Mohamad Chakaki F&ES’06 is a transformational leadership facilitator and a consultant on environment and community development projects across the United States and the Arab Middle East. He is a faculty member of the Center for Whole Communities and was a co-founder of the DC Green Muslims Network.
Rev. Tom Carr is a co-founder and board chair of the Hartford-based Interreligious Eco-Justice Network and is Pastor of Second Baptist Church in Suffield, CT. Rev. Carr has been involved in eco-activism since 1987 and received the 2014 Steward of God’s Creation Award from the National Religious Coalition on Creation Care.
Rev. Stephanie Johnson, Rector at St Paul’s Episcopal Church in Riverside, CT, worked for over 20 years as an environmental planner with state and local agencies before entering the priesthood. Rev. Johnson has worked for the Episcopal Bishops of New England and the Episcopal Diocese of New York providing support on food systems and climate change programs.

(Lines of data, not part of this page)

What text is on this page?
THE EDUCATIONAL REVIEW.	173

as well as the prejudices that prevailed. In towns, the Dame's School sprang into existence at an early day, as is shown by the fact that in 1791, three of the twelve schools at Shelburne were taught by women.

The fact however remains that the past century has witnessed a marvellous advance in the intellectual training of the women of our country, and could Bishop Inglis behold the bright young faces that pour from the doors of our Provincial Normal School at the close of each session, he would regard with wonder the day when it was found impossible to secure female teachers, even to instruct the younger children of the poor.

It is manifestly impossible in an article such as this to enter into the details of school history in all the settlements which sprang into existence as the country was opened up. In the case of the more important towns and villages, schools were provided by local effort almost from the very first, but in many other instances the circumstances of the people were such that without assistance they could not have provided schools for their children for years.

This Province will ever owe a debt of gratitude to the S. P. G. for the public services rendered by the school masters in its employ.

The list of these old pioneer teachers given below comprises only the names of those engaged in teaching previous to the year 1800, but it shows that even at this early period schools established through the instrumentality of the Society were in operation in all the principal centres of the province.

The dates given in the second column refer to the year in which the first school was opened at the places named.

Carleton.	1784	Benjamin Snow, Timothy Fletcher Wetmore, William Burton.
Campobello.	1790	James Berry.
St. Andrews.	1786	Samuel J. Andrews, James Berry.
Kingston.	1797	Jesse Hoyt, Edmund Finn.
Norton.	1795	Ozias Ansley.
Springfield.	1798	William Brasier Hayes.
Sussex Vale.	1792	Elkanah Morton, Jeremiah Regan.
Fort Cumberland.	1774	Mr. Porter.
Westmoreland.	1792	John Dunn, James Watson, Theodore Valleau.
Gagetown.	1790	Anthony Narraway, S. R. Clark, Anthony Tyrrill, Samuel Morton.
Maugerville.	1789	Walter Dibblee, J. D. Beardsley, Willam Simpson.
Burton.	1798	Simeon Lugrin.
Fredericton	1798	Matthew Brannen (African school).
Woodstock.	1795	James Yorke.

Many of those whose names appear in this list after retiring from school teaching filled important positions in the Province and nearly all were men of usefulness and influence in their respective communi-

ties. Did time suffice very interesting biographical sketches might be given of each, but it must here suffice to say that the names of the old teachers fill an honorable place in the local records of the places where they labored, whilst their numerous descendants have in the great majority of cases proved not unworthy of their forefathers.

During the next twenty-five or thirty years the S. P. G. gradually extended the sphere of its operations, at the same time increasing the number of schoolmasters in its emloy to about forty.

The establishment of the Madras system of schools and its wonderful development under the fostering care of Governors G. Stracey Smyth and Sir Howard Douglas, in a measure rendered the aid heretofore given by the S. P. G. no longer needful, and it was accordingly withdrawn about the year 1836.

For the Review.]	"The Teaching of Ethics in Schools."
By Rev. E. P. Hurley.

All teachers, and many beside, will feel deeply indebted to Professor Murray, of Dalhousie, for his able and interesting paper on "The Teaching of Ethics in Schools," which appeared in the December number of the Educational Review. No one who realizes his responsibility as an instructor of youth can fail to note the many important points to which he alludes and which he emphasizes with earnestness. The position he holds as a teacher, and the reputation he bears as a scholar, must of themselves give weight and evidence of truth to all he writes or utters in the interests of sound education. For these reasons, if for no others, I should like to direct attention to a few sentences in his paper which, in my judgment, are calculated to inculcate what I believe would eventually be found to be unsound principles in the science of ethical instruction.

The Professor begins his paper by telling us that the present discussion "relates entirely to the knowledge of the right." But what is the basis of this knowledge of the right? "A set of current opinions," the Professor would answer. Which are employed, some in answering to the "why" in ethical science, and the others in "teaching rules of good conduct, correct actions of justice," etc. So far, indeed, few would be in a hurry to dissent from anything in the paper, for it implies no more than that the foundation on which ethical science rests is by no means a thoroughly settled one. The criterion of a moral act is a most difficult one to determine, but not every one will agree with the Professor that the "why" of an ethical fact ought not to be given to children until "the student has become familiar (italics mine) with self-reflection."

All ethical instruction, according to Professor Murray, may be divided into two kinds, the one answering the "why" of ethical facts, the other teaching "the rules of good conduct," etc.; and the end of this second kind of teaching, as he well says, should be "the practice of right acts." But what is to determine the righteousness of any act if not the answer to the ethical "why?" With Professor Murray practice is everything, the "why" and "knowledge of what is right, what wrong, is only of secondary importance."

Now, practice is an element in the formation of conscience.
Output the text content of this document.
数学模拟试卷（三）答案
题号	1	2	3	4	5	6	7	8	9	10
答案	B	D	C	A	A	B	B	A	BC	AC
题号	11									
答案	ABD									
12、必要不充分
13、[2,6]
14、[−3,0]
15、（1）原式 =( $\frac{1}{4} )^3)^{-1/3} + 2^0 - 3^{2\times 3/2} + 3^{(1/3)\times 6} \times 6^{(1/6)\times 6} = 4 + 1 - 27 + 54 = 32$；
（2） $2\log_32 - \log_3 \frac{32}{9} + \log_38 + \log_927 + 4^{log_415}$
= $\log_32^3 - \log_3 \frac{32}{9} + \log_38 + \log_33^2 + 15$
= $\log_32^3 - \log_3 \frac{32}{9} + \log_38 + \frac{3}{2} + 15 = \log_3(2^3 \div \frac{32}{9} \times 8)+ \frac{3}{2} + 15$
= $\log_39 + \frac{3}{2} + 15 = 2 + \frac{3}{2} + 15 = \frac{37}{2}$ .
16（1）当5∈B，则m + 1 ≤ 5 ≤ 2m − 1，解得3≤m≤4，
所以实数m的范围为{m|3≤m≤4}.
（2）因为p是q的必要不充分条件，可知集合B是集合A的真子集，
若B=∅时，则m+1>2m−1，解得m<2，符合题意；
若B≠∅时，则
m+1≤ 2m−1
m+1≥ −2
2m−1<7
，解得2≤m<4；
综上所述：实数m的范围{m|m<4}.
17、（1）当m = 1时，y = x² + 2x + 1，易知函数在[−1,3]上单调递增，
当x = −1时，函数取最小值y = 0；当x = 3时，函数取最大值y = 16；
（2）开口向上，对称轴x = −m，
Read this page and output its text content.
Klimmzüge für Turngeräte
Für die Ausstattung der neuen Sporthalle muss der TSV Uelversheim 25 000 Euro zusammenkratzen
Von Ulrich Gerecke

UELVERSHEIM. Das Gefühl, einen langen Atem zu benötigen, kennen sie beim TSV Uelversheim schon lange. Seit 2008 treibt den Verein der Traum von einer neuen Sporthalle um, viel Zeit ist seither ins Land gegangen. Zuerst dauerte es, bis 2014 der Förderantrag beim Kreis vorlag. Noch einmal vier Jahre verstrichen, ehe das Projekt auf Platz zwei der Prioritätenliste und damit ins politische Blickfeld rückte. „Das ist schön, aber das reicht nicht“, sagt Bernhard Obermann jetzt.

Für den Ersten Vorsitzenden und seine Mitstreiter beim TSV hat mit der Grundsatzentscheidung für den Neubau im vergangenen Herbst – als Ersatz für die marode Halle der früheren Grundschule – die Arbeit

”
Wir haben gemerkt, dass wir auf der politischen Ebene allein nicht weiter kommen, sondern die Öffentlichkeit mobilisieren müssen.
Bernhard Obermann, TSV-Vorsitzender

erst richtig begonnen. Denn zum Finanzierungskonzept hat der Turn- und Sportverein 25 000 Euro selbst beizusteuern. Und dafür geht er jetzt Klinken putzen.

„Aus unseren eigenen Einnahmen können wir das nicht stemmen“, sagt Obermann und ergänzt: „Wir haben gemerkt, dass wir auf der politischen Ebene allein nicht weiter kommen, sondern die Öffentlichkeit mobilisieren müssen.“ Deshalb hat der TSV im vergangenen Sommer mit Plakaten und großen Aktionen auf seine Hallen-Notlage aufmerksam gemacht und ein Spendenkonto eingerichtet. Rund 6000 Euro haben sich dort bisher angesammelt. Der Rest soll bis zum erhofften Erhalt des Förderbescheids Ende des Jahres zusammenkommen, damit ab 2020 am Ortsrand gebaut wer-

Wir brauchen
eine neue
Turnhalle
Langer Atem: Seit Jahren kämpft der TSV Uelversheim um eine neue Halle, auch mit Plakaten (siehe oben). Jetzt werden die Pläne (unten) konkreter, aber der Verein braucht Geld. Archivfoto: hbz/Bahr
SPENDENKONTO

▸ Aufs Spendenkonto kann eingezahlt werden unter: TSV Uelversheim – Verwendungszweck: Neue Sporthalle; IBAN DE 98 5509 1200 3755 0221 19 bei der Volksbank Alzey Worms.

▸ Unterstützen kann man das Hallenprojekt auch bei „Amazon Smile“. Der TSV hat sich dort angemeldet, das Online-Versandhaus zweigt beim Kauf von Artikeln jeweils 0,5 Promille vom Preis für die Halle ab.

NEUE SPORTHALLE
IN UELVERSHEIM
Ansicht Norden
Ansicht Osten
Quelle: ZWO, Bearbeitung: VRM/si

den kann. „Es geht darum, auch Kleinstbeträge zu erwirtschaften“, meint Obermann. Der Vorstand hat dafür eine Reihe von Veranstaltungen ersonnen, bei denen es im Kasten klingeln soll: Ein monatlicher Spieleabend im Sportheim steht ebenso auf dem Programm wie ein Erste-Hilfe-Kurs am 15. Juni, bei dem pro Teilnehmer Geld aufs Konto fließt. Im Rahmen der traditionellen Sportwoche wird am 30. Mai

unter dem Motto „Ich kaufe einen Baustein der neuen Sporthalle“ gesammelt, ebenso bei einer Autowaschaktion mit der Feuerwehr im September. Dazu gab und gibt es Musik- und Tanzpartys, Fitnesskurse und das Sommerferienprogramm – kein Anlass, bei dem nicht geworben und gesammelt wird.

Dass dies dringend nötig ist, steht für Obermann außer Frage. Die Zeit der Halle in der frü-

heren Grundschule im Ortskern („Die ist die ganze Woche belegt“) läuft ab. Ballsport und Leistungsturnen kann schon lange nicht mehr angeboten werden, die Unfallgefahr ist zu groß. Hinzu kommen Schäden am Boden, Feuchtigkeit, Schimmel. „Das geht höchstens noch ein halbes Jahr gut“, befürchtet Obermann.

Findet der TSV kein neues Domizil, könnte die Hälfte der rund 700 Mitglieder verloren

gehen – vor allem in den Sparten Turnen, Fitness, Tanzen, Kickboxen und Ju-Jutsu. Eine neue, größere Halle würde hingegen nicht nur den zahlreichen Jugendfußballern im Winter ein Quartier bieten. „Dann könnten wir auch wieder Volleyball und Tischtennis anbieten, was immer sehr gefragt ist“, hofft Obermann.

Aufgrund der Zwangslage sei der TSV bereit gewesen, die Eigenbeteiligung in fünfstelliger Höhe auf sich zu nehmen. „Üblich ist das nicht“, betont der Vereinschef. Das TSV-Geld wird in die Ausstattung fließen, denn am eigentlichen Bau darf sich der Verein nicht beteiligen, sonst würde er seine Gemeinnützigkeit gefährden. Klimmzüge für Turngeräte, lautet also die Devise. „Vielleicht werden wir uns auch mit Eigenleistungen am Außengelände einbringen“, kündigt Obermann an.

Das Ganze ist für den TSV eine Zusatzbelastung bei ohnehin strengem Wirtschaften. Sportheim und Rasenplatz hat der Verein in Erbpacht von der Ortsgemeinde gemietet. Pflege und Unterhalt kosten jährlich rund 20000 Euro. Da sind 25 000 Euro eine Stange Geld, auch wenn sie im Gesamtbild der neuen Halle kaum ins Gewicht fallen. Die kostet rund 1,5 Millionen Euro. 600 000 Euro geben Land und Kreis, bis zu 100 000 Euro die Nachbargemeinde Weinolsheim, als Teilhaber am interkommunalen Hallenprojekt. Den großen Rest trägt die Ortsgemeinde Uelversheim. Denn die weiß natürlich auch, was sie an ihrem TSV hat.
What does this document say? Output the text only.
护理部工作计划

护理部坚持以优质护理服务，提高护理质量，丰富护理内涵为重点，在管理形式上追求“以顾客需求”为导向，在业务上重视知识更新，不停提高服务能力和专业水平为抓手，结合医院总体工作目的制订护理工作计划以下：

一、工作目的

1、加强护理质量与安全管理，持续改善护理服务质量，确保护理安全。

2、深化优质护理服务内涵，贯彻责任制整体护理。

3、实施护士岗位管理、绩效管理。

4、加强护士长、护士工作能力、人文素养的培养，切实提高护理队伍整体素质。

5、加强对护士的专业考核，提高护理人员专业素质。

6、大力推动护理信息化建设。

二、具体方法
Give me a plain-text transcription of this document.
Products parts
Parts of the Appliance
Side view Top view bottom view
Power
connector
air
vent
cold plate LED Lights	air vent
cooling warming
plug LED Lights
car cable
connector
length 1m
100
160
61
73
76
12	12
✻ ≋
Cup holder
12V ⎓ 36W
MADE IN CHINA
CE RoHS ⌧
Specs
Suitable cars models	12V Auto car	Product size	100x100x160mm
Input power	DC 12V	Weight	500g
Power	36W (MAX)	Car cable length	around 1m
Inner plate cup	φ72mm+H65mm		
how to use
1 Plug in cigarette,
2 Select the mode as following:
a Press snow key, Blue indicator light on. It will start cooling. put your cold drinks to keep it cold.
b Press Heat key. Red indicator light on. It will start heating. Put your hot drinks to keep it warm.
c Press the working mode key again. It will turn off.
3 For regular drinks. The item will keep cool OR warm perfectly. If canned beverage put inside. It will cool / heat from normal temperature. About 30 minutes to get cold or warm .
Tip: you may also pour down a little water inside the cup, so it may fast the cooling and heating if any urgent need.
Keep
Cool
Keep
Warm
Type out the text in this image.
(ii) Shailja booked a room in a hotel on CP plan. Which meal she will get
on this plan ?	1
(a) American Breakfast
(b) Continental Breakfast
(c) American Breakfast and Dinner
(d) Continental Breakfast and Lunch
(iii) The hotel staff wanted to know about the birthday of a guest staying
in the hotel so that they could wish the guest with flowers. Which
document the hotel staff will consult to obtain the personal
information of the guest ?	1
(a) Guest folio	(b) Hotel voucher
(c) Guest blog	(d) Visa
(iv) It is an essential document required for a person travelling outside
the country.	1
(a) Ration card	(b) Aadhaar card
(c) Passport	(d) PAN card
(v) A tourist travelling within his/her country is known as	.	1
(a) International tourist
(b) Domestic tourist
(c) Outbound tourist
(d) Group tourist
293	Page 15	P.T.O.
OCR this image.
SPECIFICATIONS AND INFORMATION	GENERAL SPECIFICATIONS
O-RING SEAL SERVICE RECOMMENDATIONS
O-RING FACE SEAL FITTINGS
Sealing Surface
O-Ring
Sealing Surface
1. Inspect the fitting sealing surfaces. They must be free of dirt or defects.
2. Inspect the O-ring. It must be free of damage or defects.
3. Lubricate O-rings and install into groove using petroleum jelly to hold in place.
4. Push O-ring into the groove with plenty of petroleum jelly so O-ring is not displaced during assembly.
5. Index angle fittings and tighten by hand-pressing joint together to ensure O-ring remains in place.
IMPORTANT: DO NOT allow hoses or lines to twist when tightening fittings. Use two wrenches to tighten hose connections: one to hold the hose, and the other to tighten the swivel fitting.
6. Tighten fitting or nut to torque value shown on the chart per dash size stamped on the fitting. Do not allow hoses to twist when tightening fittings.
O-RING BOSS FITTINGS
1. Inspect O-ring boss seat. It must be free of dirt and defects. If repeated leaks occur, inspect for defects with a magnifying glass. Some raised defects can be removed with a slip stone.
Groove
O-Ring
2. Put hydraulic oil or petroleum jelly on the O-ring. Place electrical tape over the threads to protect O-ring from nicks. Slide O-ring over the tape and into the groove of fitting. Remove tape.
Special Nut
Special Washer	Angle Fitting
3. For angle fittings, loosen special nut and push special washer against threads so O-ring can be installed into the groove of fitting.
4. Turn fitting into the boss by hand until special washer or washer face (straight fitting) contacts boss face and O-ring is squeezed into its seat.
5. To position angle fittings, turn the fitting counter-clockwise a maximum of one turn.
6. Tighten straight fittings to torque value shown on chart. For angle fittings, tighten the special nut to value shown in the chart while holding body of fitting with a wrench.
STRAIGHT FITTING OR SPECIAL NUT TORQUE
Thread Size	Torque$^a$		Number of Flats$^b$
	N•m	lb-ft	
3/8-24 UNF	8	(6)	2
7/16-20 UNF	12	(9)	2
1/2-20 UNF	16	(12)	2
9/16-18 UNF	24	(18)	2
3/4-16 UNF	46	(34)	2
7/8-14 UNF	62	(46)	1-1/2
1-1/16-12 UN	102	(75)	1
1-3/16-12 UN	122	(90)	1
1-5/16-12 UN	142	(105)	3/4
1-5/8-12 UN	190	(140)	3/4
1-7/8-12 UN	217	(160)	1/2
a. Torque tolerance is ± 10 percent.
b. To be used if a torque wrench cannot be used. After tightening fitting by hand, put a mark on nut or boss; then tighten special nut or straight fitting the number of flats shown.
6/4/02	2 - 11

Martha Smith, Vice President of the Greater New Haven Green Fund, has worked locally and nationwide as an environmental consultant and watersheds advocate. She is a former director of the Yale Center for Coastal and Watershed Systems and former board member of the Connecticut Rivers Alliance.
Joseph Rose is the executive director of programming at Trinity Retreat Center in Cornwall, CT; a journalist; and a second-year MDiv student at Yale Divinity School. In addition to managing Trinity’s sanctuary for rescued donkeys, he leads retreats incorporating contemplative harvesting, liturgies for Creation, and ecological reconciliation.
John Humphries is the Executive Director of Connecticut Roundtable on Climate and Jobs, building on more than two decades of experience in organizing. John lives in Hartford and is active in the Hartford Friends Meeting (Quakers).